I think the crux is that he is pretending to be an everyman at the beginning, but he hasn’t forgotten his past, he remembers who he is and where he came from and that he knows kung fu. He wasn’t surprised that he knew kung fu on the bus, he was just being who he always has been, but has been hiding from.

I agree though, it all comes down to taste. Every Marvel, Star Wars etc thread comes down to that ultimately, whatever the particular disagreements are about. If you like it, cool, if you don’t like it, that’s cool too.

My issue with these threads are those who assert that only their opinion is correct. Nobody is doing that here, I’m just adding that as an aside.

Exactly.

It’s just taste…

Being unfamiliar with the comics I was not bothered by his portrayal, but the movie logic makes sense. When we first meet him, everything he learned, he has now rejected because he realized that his father was training him to be a killer. He has all the skills he has acquired but is afraid that they make him a bad guy, especially since he did kill someone.

Sure, he could have chosen to try to go after his father, or set up his own empire, like his sister, but instead he does something a lot of people do when they experience trauma, suppress its origin. It has a way of resurfacing like it does in the movie and he has to deal with it. I did not see him as particular complex, but I did not see him as bland either. He has a reason to hide his past, even from someone close to him, and it is not until the end that he embraces that there are many parts to him and his father is not the whole of his life.

//i\\

I just saw the movie yesterday. I think I liked it OK, but I wanted to like it a lot more, because, knowing very little going in, I thought it’d offer the MCU a chance to deviate from its familiar formula, which the movie seems to hint at—a smaller scale threat (initially), focus on family and character-issues, perhaps even something like an exploration of grief—, but then just doesn’t follow up on.

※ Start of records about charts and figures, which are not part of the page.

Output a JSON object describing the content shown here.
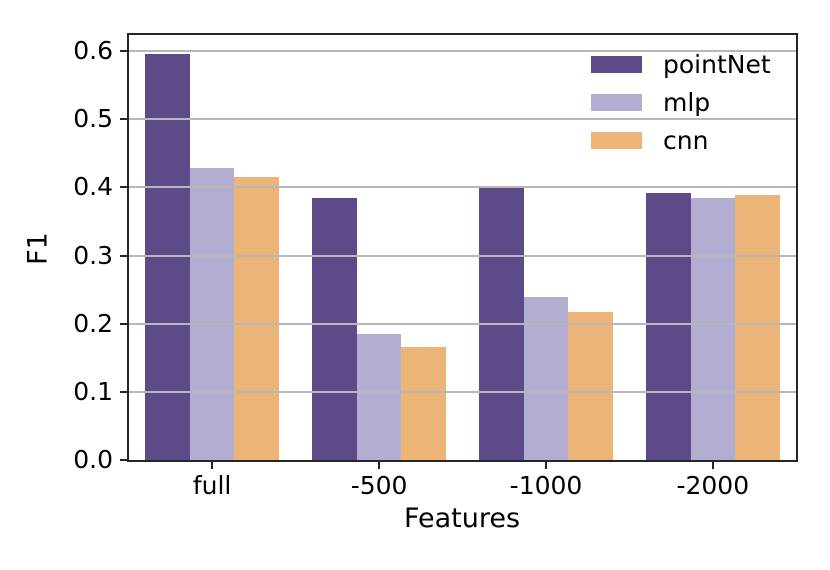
{
  "figure": {
    "background": "#ffffff",
    "axis_color": "#262626",
    "grid_color": "#b8b8b8",
    "text_color": "#000000"
  },
  "chart_data": {
    "type": "bar",
    "title": "",
    "xlabel": "Features",
    "ylabel": "F1",
    "categories": [
      "full",
      "-500",
      "-1000",
      "-2000"
    ],
    "series": [
      {
        "name": "pointNet",
        "color": "#5d4a88",
        "values": [
          0.595,
          0.385,
          0.399,
          0.392
        ]
      },
      {
        "name": "mlp",
        "color": "#b3aed1",
        "values": [
          0.428,
          0.185,
          0.239,
          0.384
        ]
      },
      {
        "name": "cnn",
        "color": "#ecb577",
        "values": [
          0.415,
          0.166,
          0.217,
          0.389
        ]
      }
    ],
    "ylim": [
      0,
      0.623
    ],
    "yticks": [
      "0.0",
      "0.1",
      "0.2",
      "0.3",
      "0.4",
      "0.5",
      "0.6"
    ],
    "grid": true,
    "grid_on_top_of_bars": true,
    "legend_position": "upper right",
    "legend_frame": false,
    "bar_group_width_fraction": 0.8
  }
}
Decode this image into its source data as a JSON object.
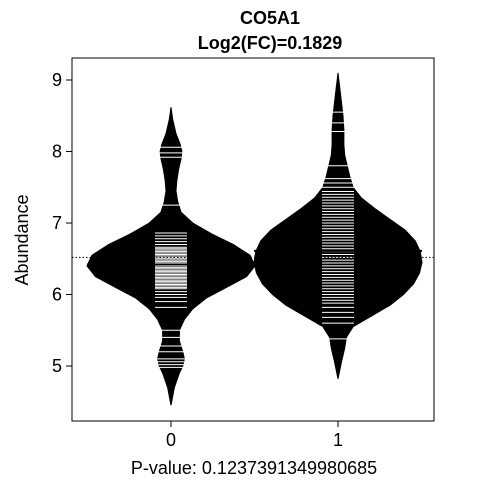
{
  "chart_data": {
    "type": "beanplot",
    "title": "CO5A1",
    "subtitle": "Log2(FC)=0.1829",
    "xlabel": "P-value: 0.1237391349980685",
    "ylabel": "Abundance",
    "categories": [
      "0",
      "1"
    ],
    "yticks": [
      5,
      6,
      7,
      8,
      9
    ],
    "ylim": [
      4.35,
      9.3
    ],
    "overall_mean": 6.52,
    "group_means": [
      6.42,
      6.61
    ],
    "series": [
      {
        "name": "0",
        "density": [
          [
            4.45,
            0.0
          ],
          [
            4.7,
            0.04
          ],
          [
            4.9,
            0.1
          ],
          [
            5.0,
            0.14
          ],
          [
            5.1,
            0.16
          ],
          [
            5.2,
            0.14
          ],
          [
            5.35,
            0.1
          ],
          [
            5.5,
            0.1
          ],
          [
            5.65,
            0.16
          ],
          [
            5.8,
            0.26
          ],
          [
            5.95,
            0.42
          ],
          [
            6.1,
            0.66
          ],
          [
            6.25,
            0.9
          ],
          [
            6.4,
            1.0
          ],
          [
            6.55,
            0.94
          ],
          [
            6.7,
            0.74
          ],
          [
            6.85,
            0.48
          ],
          [
            7.0,
            0.26
          ],
          [
            7.15,
            0.12
          ],
          [
            7.3,
            0.08
          ],
          [
            7.45,
            0.06
          ],
          [
            7.6,
            0.07
          ],
          [
            7.75,
            0.09
          ],
          [
            7.9,
            0.12
          ],
          [
            8.0,
            0.13
          ],
          [
            8.1,
            0.11
          ],
          [
            8.25,
            0.06
          ],
          [
            8.45,
            0.02
          ],
          [
            8.62,
            0.0
          ]
        ],
        "points": [
          4.98,
          5.02,
          5.06,
          5.1,
          5.2,
          5.28,
          5.4,
          5.5,
          5.82,
          5.9,
          5.96,
          6.0,
          6.04,
          6.08,
          6.1,
          6.12,
          6.14,
          6.16,
          6.18,
          6.2,
          6.22,
          6.24,
          6.26,
          6.28,
          6.3,
          6.32,
          6.34,
          6.36,
          6.38,
          6.4,
          6.42,
          6.44,
          6.46,
          6.48,
          6.5,
          6.52,
          6.54,
          6.56,
          6.58,
          6.6,
          6.62,
          6.64,
          6.66,
          6.7,
          6.74,
          6.78,
          6.82,
          6.86,
          7.25,
          7.92,
          7.98,
          8.06
        ]
      },
      {
        "name": "1",
        "density": [
          [
            4.82,
            0.0
          ],
          [
            5.05,
            0.04
          ],
          [
            5.25,
            0.08
          ],
          [
            5.4,
            0.1
          ],
          [
            5.55,
            0.18
          ],
          [
            5.7,
            0.4
          ],
          [
            5.85,
            0.62
          ],
          [
            6.0,
            0.78
          ],
          [
            6.15,
            0.9
          ],
          [
            6.3,
            0.97
          ],
          [
            6.45,
            1.0
          ],
          [
            6.6,
            0.98
          ],
          [
            6.75,
            0.92
          ],
          [
            6.9,
            0.8
          ],
          [
            7.05,
            0.62
          ],
          [
            7.2,
            0.44
          ],
          [
            7.35,
            0.28
          ],
          [
            7.5,
            0.18
          ],
          [
            7.65,
            0.14
          ],
          [
            7.8,
            0.11
          ],
          [
            7.95,
            0.08
          ],
          [
            8.1,
            0.07
          ],
          [
            8.3,
            0.07
          ],
          [
            8.5,
            0.06
          ],
          [
            8.7,
            0.04
          ],
          [
            8.9,
            0.02
          ],
          [
            9.1,
            0.0
          ]
        ],
        "points": [
          5.38,
          5.6,
          5.68,
          5.75,
          5.82,
          5.88,
          5.92,
          5.96,
          6.0,
          6.04,
          6.08,
          6.12,
          6.16,
          6.2,
          6.24,
          6.28,
          6.32,
          6.36,
          6.4,
          6.44,
          6.48,
          6.52,
          6.56,
          6.6,
          6.64,
          6.68,
          6.72,
          6.76,
          6.8,
          6.84,
          6.88,
          6.92,
          6.96,
          7.0,
          7.04,
          7.08,
          7.12,
          7.16,
          7.2,
          7.24,
          7.28,
          7.32,
          7.36,
          7.4,
          7.44,
          7.5,
          7.56,
          7.62,
          7.8,
          8.28,
          8.4,
          8.55
        ]
      }
    ]
  }
}
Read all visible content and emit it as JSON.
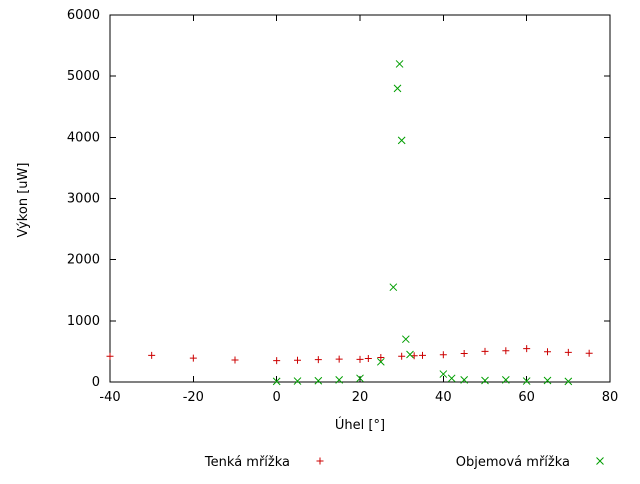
{
  "chart_data": {
    "type": "scatter",
    "title": "",
    "xlabel": "Úhel [°]",
    "ylabel": "Výkon [uW]",
    "xlim": [
      -40,
      80
    ],
    "ylim": [
      0,
      6000
    ],
    "xticks": [
      -40,
      -20,
      0,
      20,
      40,
      60,
      80
    ],
    "yticks": [
      0,
      1000,
      2000,
      3000,
      4000,
      5000,
      6000
    ],
    "grid": false,
    "legend_position": "bottom-outside",
    "series": [
      {
        "name": "Tenká mřížka",
        "marker": "plus",
        "color": "#cc0000",
        "points": [
          [
            -40,
            420
          ],
          [
            -30,
            435
          ],
          [
            -20,
            390
          ],
          [
            -10,
            360
          ],
          [
            0,
            350
          ],
          [
            5,
            355
          ],
          [
            10,
            365
          ],
          [
            15,
            375
          ],
          [
            20,
            370
          ],
          [
            22,
            385
          ],
          [
            25,
            400
          ],
          [
            30,
            420
          ],
          [
            33,
            430
          ],
          [
            35,
            435
          ],
          [
            40,
            445
          ],
          [
            45,
            465
          ],
          [
            50,
            500
          ],
          [
            55,
            510
          ],
          [
            60,
            545
          ],
          [
            65,
            495
          ],
          [
            70,
            485
          ],
          [
            75,
            470
          ]
        ]
      },
      {
        "name": "Objemová mřížka",
        "marker": "cross",
        "color": "#009e00",
        "points": [
          [
            0,
            10
          ],
          [
            5,
            15
          ],
          [
            10,
            20
          ],
          [
            15,
            35
          ],
          [
            20,
            60
          ],
          [
            25,
            330
          ],
          [
            28,
            1550
          ],
          [
            29,
            4800
          ],
          [
            29.5,
            5200
          ],
          [
            30,
            3950
          ],
          [
            31,
            700
          ],
          [
            32,
            450
          ],
          [
            40,
            130
          ],
          [
            42,
            60
          ],
          [
            45,
            35
          ],
          [
            50,
            25
          ],
          [
            55,
            35
          ],
          [
            60,
            15
          ],
          [
            65,
            25
          ],
          [
            70,
            10
          ]
        ]
      }
    ]
  }
}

And just to get clear on one thing—the mystical hidden Asian kung-fu realm with a dragon protector in this one isn’t related to the mystical hidden Asian kung-fu realm with a dragon protector from Iron Fist (K’un Lun, I think?), right?

No, but I bet they’re on the same mailing list. It would have made sense to namedrop Iron Fist (and in the comics Shang-Chi can beat Danny handily in a fight from what little I’ve seen).

In the comics, K’un Lun is one of the Seven Capital Cities of Heaven, each with it’s own flavor of Kung Fu protector, who get together periodically to wale on each other until they determine which secret martial arts city is the best secret martial arts city. I don’t think Shang-Chi is normally part of that (I could be wrong, not super-familiar with the character) but they might be folding him into that sub-mythos for the movies.